Ireland’s Noonan Says Options Still Open on AIB Share Sale

Updated on
  • Government plans to sell as much as 25 percent of bank’s stock
  • European Commission had warned sale could be further delayed

Ireland's Noonan: Options Open on AIB Share Sale

Irish Finance Minister Michael Noonan said he is keeping his options open on the sale of part of the government’s stake in Allied Irish Banks Plc, as markets remain volatile and investors continue to shun bank stocks.

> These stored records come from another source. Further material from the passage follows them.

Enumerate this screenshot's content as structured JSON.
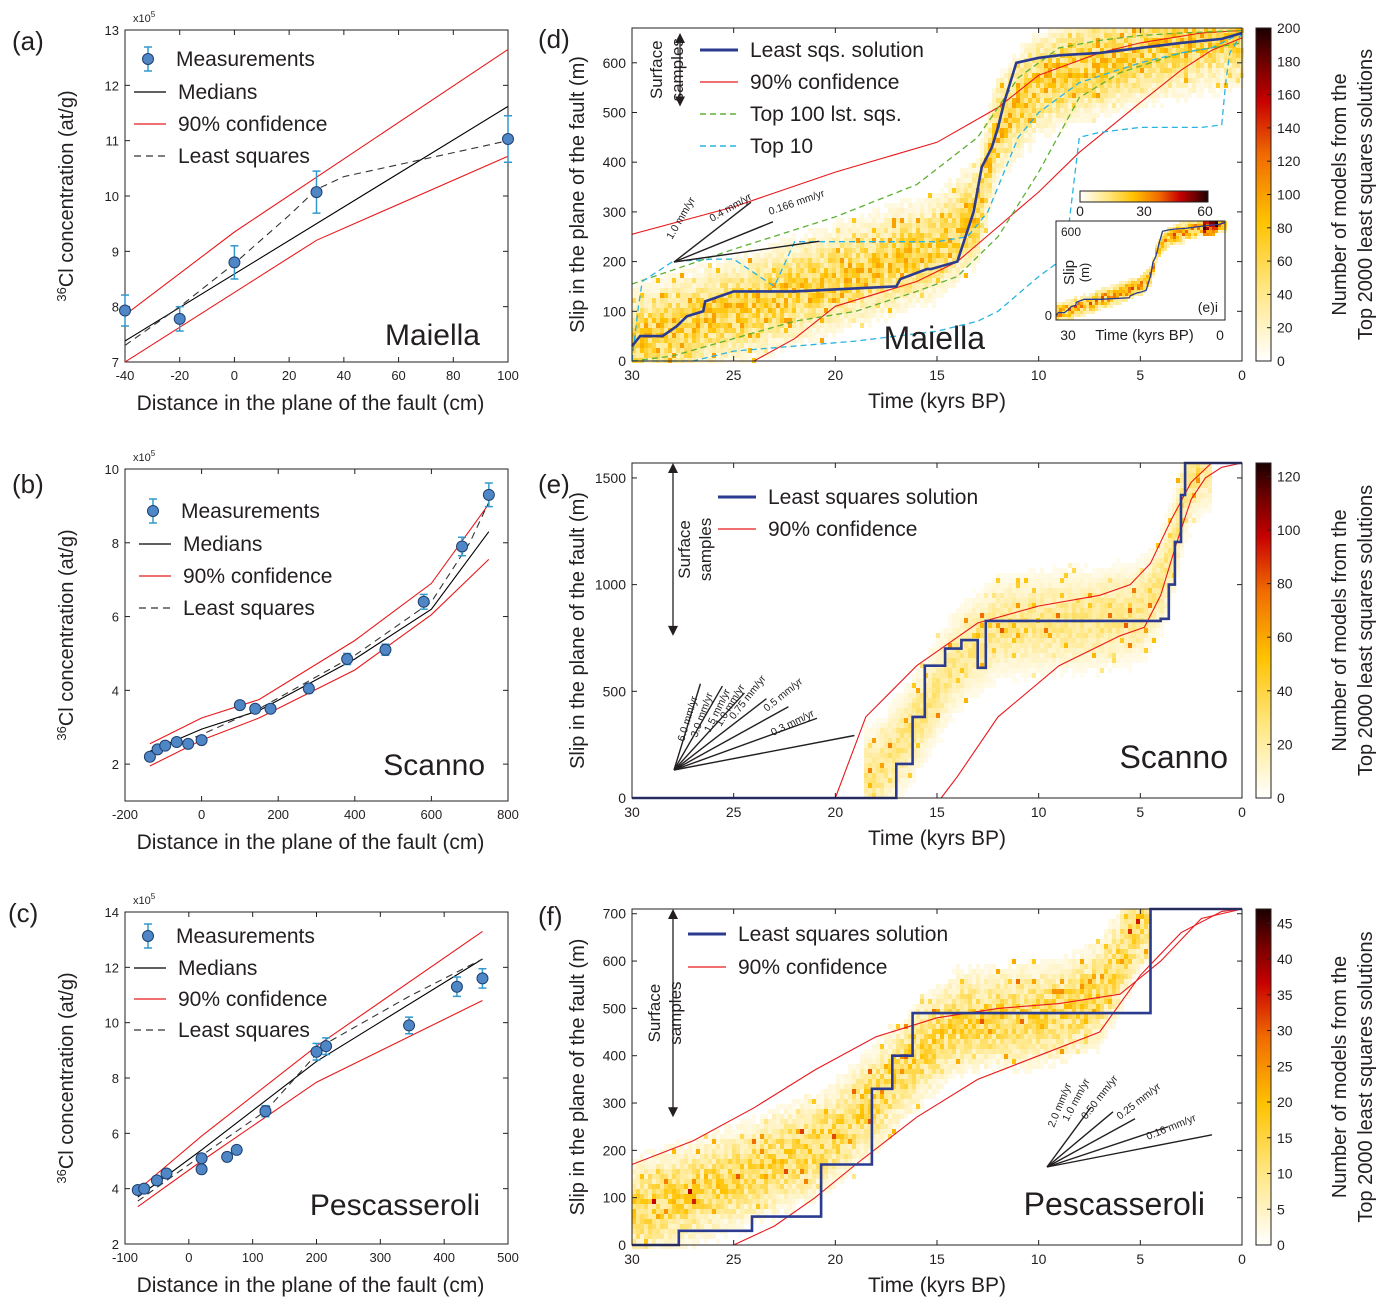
{
  "colors": {
    "measurement": "#4f86c6",
    "measurement_edge": "#1f3f6f",
    "errorbar": "#3399cc",
    "median": "#000000",
    "confidence": "#e8191c",
    "least_squares_line": "#2b3b8f",
    "top100": "#5fb132",
    "top10": "#2ab3e3"
  },
  "chart_data": [
    {
      "id": "a",
      "panel_label": "(a)",
      "type": "scatter",
      "site": "Maiella",
      "xlabel": "Distance in the plane of the fault (cm)",
      "ylabel": "36Cl concentration (at/g)",
      "y_multiplier": "x10",
      "y_multiplier_exp": "5",
      "xlim": [
        -40,
        100
      ],
      "ylim": [
        7,
        13
      ],
      "xticks": [
        -40,
        -20,
        0,
        20,
        40,
        60,
        80,
        100
      ],
      "yticks": [
        7,
        8,
        9,
        10,
        11,
        12,
        13
      ],
      "legend": [
        "Measurements",
        "Medians",
        "90% confidence",
        "Least squares"
      ],
      "legend_position": "top-left",
      "measurements": {
        "x": [
          -40,
          -20,
          0,
          30,
          100
        ],
        "y": [
          7.93,
          7.78,
          8.8,
          10.07,
          11.03
        ],
        "err": [
          0.28,
          0.22,
          0.3,
          0.38,
          0.42
        ]
      },
      "medians": {
        "x": [
          -40,
          100
        ],
        "y": [
          7.38,
          11.62
        ]
      },
      "conf_upper": {
        "x": [
          -40,
          0,
          100
        ],
        "y": [
          7.85,
          9.35,
          12.65
        ]
      },
      "conf_lower": {
        "x": [
          -40,
          30,
          100
        ],
        "y": [
          7.0,
          9.2,
          10.72
        ]
      },
      "least_squares": {
        "x": [
          -40,
          -20,
          0,
          20,
          30,
          40,
          100
        ],
        "y": [
          7.3,
          8.0,
          8.78,
          9.65,
          10.12,
          10.35,
          11.0
        ]
      }
    },
    {
      "id": "b",
      "panel_label": "(b)",
      "type": "scatter",
      "site": "Scanno",
      "xlabel": "Distance in the plane of the fault (cm)",
      "ylabel": "36Cl concentration (at/g)",
      "y_multiplier": "x10",
      "y_multiplier_exp": "5",
      "xlim": [
        -200,
        800
      ],
      "ylim": [
        1,
        10
      ],
      "xticks": [
        -200,
        0,
        200,
        400,
        600,
        800
      ],
      "yticks": [
        2,
        4,
        6,
        8,
        10
      ],
      "legend": [
        "Measurements",
        "Medians",
        "90% confidence",
        "Least squares"
      ],
      "legend_position": "top-left",
      "measurements": {
        "x": [
          -135,
          -115,
          -95,
          -65,
          -35,
          0,
          100,
          140,
          180,
          280,
          380,
          480,
          580,
          680,
          750
        ],
        "y": [
          2.2,
          2.4,
          2.5,
          2.6,
          2.55,
          2.65,
          3.6,
          3.5,
          3.5,
          4.05,
          4.85,
          5.1,
          6.4,
          7.9,
          9.3
        ],
        "err": [
          0.08,
          0.08,
          0.08,
          0.08,
          0.08,
          0.08,
          0.1,
          0.1,
          0.1,
          0.12,
          0.15,
          0.15,
          0.2,
          0.25,
          0.32
        ]
      },
      "medians": {
        "x": [
          -135,
          0,
          150,
          400,
          600,
          750
        ],
        "y": [
          2.35,
          2.95,
          3.45,
          4.85,
          6.2,
          8.3
        ]
      },
      "conf_upper": {
        "x": [
          -135,
          0,
          150,
          400,
          600,
          750
        ],
        "y": [
          2.55,
          3.25,
          3.75,
          5.35,
          6.9,
          9.05
        ]
      },
      "conf_lower": {
        "x": [
          -135,
          0,
          150,
          400,
          600,
          750
        ],
        "y": [
          1.95,
          2.65,
          3.25,
          4.55,
          6.05,
          7.55
        ]
      },
      "least_squares": {
        "x": [
          -135,
          -50,
          0,
          150,
          400,
          600,
          700,
          750
        ],
        "y": [
          2.3,
          2.6,
          2.8,
          3.5,
          4.95,
          6.4,
          8.0,
          9.1
        ]
      }
    },
    {
      "id": "c",
      "panel_label": "(c)",
      "type": "scatter",
      "site": "Pescasseroli",
      "xlabel": "Distance in the plane of the fault (cm)",
      "ylabel": "36Cl concentration (at/g)",
      "y_multiplier": "x10",
      "y_multiplier_exp": "5",
      "xlim": [
        -100,
        500
      ],
      "ylim": [
        2,
        14
      ],
      "xticks": [
        -100,
        0,
        100,
        200,
        300,
        400,
        500
      ],
      "yticks": [
        2,
        4,
        6,
        8,
        10,
        12,
        14
      ],
      "legend": [
        "Measurements",
        "Medians",
        "90% confidence",
        "Least squares"
      ],
      "legend_position": "top-left",
      "measurements": {
        "x": [
          -80,
          -70,
          -50,
          -35,
          20,
          20,
          60,
          75,
          120,
          200,
          215,
          345,
          420,
          460
        ],
        "y": [
          3.95,
          4.0,
          4.3,
          4.55,
          4.7,
          5.1,
          5.15,
          5.4,
          6.8,
          8.95,
          9.15,
          9.9,
          11.3,
          11.6
        ],
        "err": [
          0.1,
          0.1,
          0.1,
          0.12,
          0.15,
          0.15,
          0.15,
          0.15,
          0.2,
          0.3,
          0.3,
          0.3,
          0.35,
          0.35
        ]
      },
      "medians": {
        "x": [
          -80,
          20,
          200,
          460
        ],
        "y": [
          3.7,
          5.4,
          8.6,
          12.3
        ]
      },
      "conf_upper": {
        "x": [
          -80,
          20,
          200,
          460
        ],
        "y": [
          3.95,
          5.9,
          9.15,
          13.3
        ]
      },
      "conf_lower": {
        "x": [
          -80,
          20,
          200,
          460
        ],
        "y": [
          3.35,
          5.0,
          7.85,
          10.8
        ]
      },
      "least_squares": {
        "x": [
          -80,
          20,
          120,
          215,
          345,
          460
        ],
        "y": [
          3.55,
          5.2,
          6.8,
          9.25,
          10.95,
          12.3
        ]
      }
    },
    {
      "id": "d",
      "panel_label": "(d)",
      "type": "heatmap",
      "site": "Maiella",
      "xlabel": "Time (kyrs BP)",
      "ylabel": "Slip in the plane of the fault  (m)",
      "xlim": [
        30,
        0
      ],
      "ylim": [
        0,
        670
      ],
      "xticks": [
        30,
        25,
        20,
        15,
        10,
        5,
        0
      ],
      "yticks": [
        0,
        100,
        200,
        300,
        400,
        500,
        600
      ],
      "colorbar_label_lines": [
        "Number of models from the",
        "Top 2000 least squares solutions"
      ],
      "colorbar_range": [
        0,
        200
      ],
      "colorbar_ticks": [
        0,
        20,
        40,
        60,
        80,
        100,
        120,
        140,
        160,
        180,
        200
      ],
      "surface_samples": [
        "Surface",
        "samples"
      ],
      "surface_samples_range_m": [
        512,
        660
      ],
      "legend": [
        "Least sqs. solution",
        "90% confidence",
        "Top 100 lst. sqs.",
        "Top 10"
      ],
      "rate_labels": [
        "1.0 mm/yr",
        "0.4 mm/yr",
        "0.166 mm/yr"
      ],
      "inset": {
        "label": "(e)i",
        "ylabel": "Slip (m)",
        "xlabel": "Time (kyrs BP)",
        "ytick_top": "600",
        "ytick_bottom": "0",
        "xtick_left": "30",
        "xtick_right": "0",
        "colorbar_ticks": [
          "0",
          "30",
          "60"
        ]
      },
      "density_ridge": {
        "t": [
          30,
          25,
          20,
          15,
          13,
          12,
          10,
          7,
          3,
          0
        ],
        "slip": [
          40,
          100,
          165,
          230,
          300,
          470,
          560,
          600,
          640,
          660
        ]
      },
      "least_squares": {
        "t": [
          30,
          29.6,
          28.5,
          27.8,
          27.3,
          26.5,
          26.4,
          25,
          22,
          17,
          16.8,
          15.5,
          15.3,
          14,
          13.2,
          12.8,
          12.3,
          12,
          11.7,
          11.4,
          11.1,
          10,
          9,
          7,
          5,
          3,
          1,
          0
        ],
        "slip": [
          30,
          50,
          50,
          70,
          90,
          100,
          120,
          140,
          140,
          150,
          165,
          185,
          185,
          200,
          300,
          390,
          430,
          470,
          520,
          560,
          600,
          610,
          615,
          620,
          630,
          640,
          648,
          660
        ]
      },
      "conf_upper": {
        "t": [
          30,
          25,
          20,
          15,
          12,
          10,
          7,
          5,
          2,
          0
        ],
        "slip": [
          255,
          310,
          380,
          440,
          510,
          575,
          620,
          640,
          660,
          665
        ]
      },
      "conf_lower": {
        "t": [
          24,
          22,
          20,
          16,
          14,
          10,
          8,
          5,
          3,
          1.5,
          0
        ],
        "slip": [
          0,
          45,
          110,
          160,
          200,
          340,
          420,
          520,
          585,
          625,
          650
        ]
      },
      "top100_upper": {
        "t": [
          30,
          25,
          20,
          16,
          13,
          11,
          9,
          7,
          5,
          3,
          0
        ],
        "slip": [
          155,
          225,
          290,
          355,
          450,
          570,
          630,
          645,
          655,
          660,
          665
        ]
      },
      "top100_lower": {
        "t": [
          30,
          28,
          22,
          19,
          16,
          14,
          12,
          10,
          8,
          6,
          3,
          0
        ],
        "slip": [
          0,
          10,
          80,
          100,
          140,
          170,
          250,
          380,
          530,
          580,
          620,
          640
        ]
      },
      "top10_a": {
        "t": [
          30,
          29.7,
          29.5,
          28,
          26,
          25,
          23,
          22,
          15,
          13.5,
          12.5,
          12,
          11,
          10,
          8,
          5,
          3,
          1.5,
          1,
          0.5,
          0
        ],
        "slip": [
          0,
          105,
          160,
          200,
          205,
          205,
          150,
          240,
          240,
          250,
          300,
          350,
          450,
          500,
          560,
          600,
          620,
          630,
          640,
          650,
          660
        ]
      },
      "top10_b": {
        "t": [
          30,
          27,
          25,
          22,
          19,
          15,
          13,
          12,
          10,
          9,
          8.5,
          8,
          7,
          5,
          3,
          2,
          1,
          0.8,
          0.6,
          0.3,
          0
        ],
        "slip": [
          0,
          0,
          20,
          30,
          40,
          60,
          80,
          100,
          170,
          200,
          280,
          450,
          460,
          470,
          470,
          470,
          475,
          560,
          620,
          640,
          660
        ]
      }
    },
    {
      "id": "e",
      "panel_label": "(e)",
      "type": "heatmap",
      "site": "Scanno",
      "xlabel": "Time (kyrs BP)",
      "ylabel": "Slip in the plane of the fault  (m)",
      "xlim": [
        30,
        0
      ],
      "ylim": [
        0,
        1570
      ],
      "xticks": [
        30,
        25,
        20,
        15,
        10,
        5,
        0
      ],
      "yticks": [
        0,
        500,
        1000,
        1500
      ],
      "colorbar_label_lines": [
        "Number of models from the",
        "Top 2000 least squares solutions"
      ],
      "colorbar_range": [
        0,
        125
      ],
      "colorbar_ticks": [
        0,
        20,
        40,
        60,
        80,
        100,
        120
      ],
      "surface_samples": [
        "Surface",
        "samples"
      ],
      "surface_samples_range_m": [
        760,
        1570
      ],
      "legend": [
        "Least squares solution",
        "90% confidence"
      ],
      "rate_labels": [
        "6.0 mm/yr",
        "3.0 mm/yr",
        "1.5 mm/yr",
        "1.0 mm/yr",
        "0.75 mm/yr",
        "0.5 mm/yr",
        "0.3 mm/yr"
      ],
      "density_ridge": {
        "t": [
          18,
          16,
          14,
          12,
          10,
          7,
          5,
          4,
          3.3,
          2.8,
          2
        ],
        "slip": [
          100,
          350,
          650,
          800,
          820,
          840,
          870,
          1000,
          1200,
          1450,
          1570
        ]
      },
      "least_squares": {
        "t": [
          30,
          17,
          17,
          16.2,
          16.2,
          15.6,
          15.6,
          14.6,
          14.6,
          13.8,
          13.8,
          13,
          13,
          12.6,
          12.6,
          4,
          4,
          3.6,
          3.6,
          3.3,
          3.3,
          3,
          3,
          2.8,
          2.8,
          0
        ],
        "slip": [
          0,
          0,
          160,
          160,
          380,
          380,
          620,
          620,
          700,
          700,
          740,
          740,
          610,
          610,
          830,
          830,
          840,
          840,
          1000,
          1000,
          1200,
          1200,
          1420,
          1420,
          1570,
          1570
        ]
      },
      "conf_upper": {
        "t": [
          20,
          18.5,
          16,
          13,
          10,
          7,
          5.5,
          4.5,
          3.5,
          2.5,
          1.5,
          0.5
        ],
        "slip": [
          0,
          380,
          620,
          820,
          900,
          950,
          1000,
          1100,
          1300,
          1480,
          1570,
          1570
        ]
      },
      "conf_lower": {
        "t": [
          14.8,
          14,
          12,
          9,
          6,
          4.8,
          4,
          3.2,
          2.5,
          1.8,
          1,
          0
        ],
        "slip": [
          0,
          100,
          380,
          620,
          760,
          800,
          950,
          1200,
          1400,
          1500,
          1550,
          1570
        ]
      }
    },
    {
      "id": "f",
      "panel_label": "(f)",
      "type": "heatmap",
      "site": "Pescasseroli",
      "xlabel": "Time (kyrs BP)",
      "ylabel": "Slip in the plane of the fault  (m)",
      "xlim": [
        30,
        0
      ],
      "ylim": [
        0,
        710
      ],
      "xticks": [
        30,
        25,
        20,
        15,
        10,
        5,
        0
      ],
      "yticks": [
        0,
        100,
        200,
        300,
        400,
        500,
        600,
        700
      ],
      "colorbar_label_lines": [
        "Number of models from the",
        "Top 2000 least squares solutions"
      ],
      "colorbar_range": [
        0,
        47
      ],
      "colorbar_ticks": [
        0,
        5,
        10,
        15,
        20,
        25,
        30,
        35,
        40,
        45
      ],
      "surface_samples": [
        "Surface",
        "samples"
      ],
      "surface_samples_range_m": [
        270,
        710
      ],
      "legend": [
        "Least squares solution",
        "90% confidence"
      ],
      "rate_labels": [
        "2.0 mm/yr",
        "1.0 mm/yr",
        "0.50 mm/yr",
        "0.25 mm/yr",
        "0.16 mm/yr"
      ],
      "density_ridge": {
        "t": [
          30,
          27,
          23,
          20,
          18,
          16,
          14,
          12,
          9,
          7,
          5.5,
          5
        ],
        "slip": [
          70,
          110,
          170,
          230,
          310,
          400,
          470,
          480,
          490,
          530,
          640,
          700
        ]
      },
      "least_squares": {
        "t": [
          30,
          27.7,
          27.7,
          24.1,
          24.1,
          20.7,
          20.7,
          18.2,
          18.2,
          17.2,
          17.2,
          16.2,
          16.2,
          4.5,
          4.5,
          0
        ],
        "slip": [
          0,
          0,
          30,
          30,
          60,
          60,
          170,
          170,
          330,
          330,
          400,
          400,
          490,
          490,
          710,
          710
        ]
      },
      "conf_upper": {
        "t": [
          30,
          27,
          24,
          21,
          18,
          15,
          12,
          9,
          6,
          4,
          2,
          0
        ],
        "slip": [
          170,
          220,
          290,
          370,
          440,
          480,
          500,
          510,
          530,
          600,
          690,
          710
        ]
      },
      "conf_lower": {
        "t": [
          25,
          23,
          21,
          19,
          16,
          13,
          10,
          7,
          5,
          3,
          1,
          0
        ],
        "slip": [
          0,
          40,
          100,
          170,
          270,
          350,
          400,
          450,
          570,
          660,
          705,
          710
        ]
      }
    }
  ]
}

The government, which controls more than 99 percent of the lender, has been preparing to sell a portion of its holding for more than year. Noonan had planned to sell a 25 percent stake in the bank to investors before the end of this year, but pushed that plan back to the first half of 2017 citing market volatility.

Michael Noonan.

Photographer: Simon Dawson/Bloomberg

“My advice is there is no reason why we wouldn’t sell,” Noonan said in a Bloomberg Television interview in London with Francine Lacqua on Friday. “I’ll sell at the best time. It may be in 2017 but there is no decision yet.”

The IPO is seen as one of the last steps for AIB to move past the financial crisis nearly a decade ago. The government pumped 21 billion euros ($24 billion) into the bank during the crisis, and has been under pressure to recoup part of that investment. Bernard Byrne, AIB Chief Executive Officer, said this month the bank was “fixed” and ready for the government to start selling its stake.

Market Volatility

“There is so much volatility in the market at present, it is impossible to say with any confidence when the government will be able to start selling down its AIB stake,” said Emer Lang, an analyst at Davy in Dublin. “Having said that, markets can turn very quickly so next year cannot be definitively ruled out.”

Stock market volatility has raised doubts on the chances of a share sale happening early next year. The Euro Stoxx Bank Index, an index of European banking shares, has fallen 26 percent in the year to date. In its latest report on the state of the Irish economy this week, the European Commission said Ireland may delay the sale citing lack of investor appetite and uncertainty after the U.K.’s vote to leave the European Union.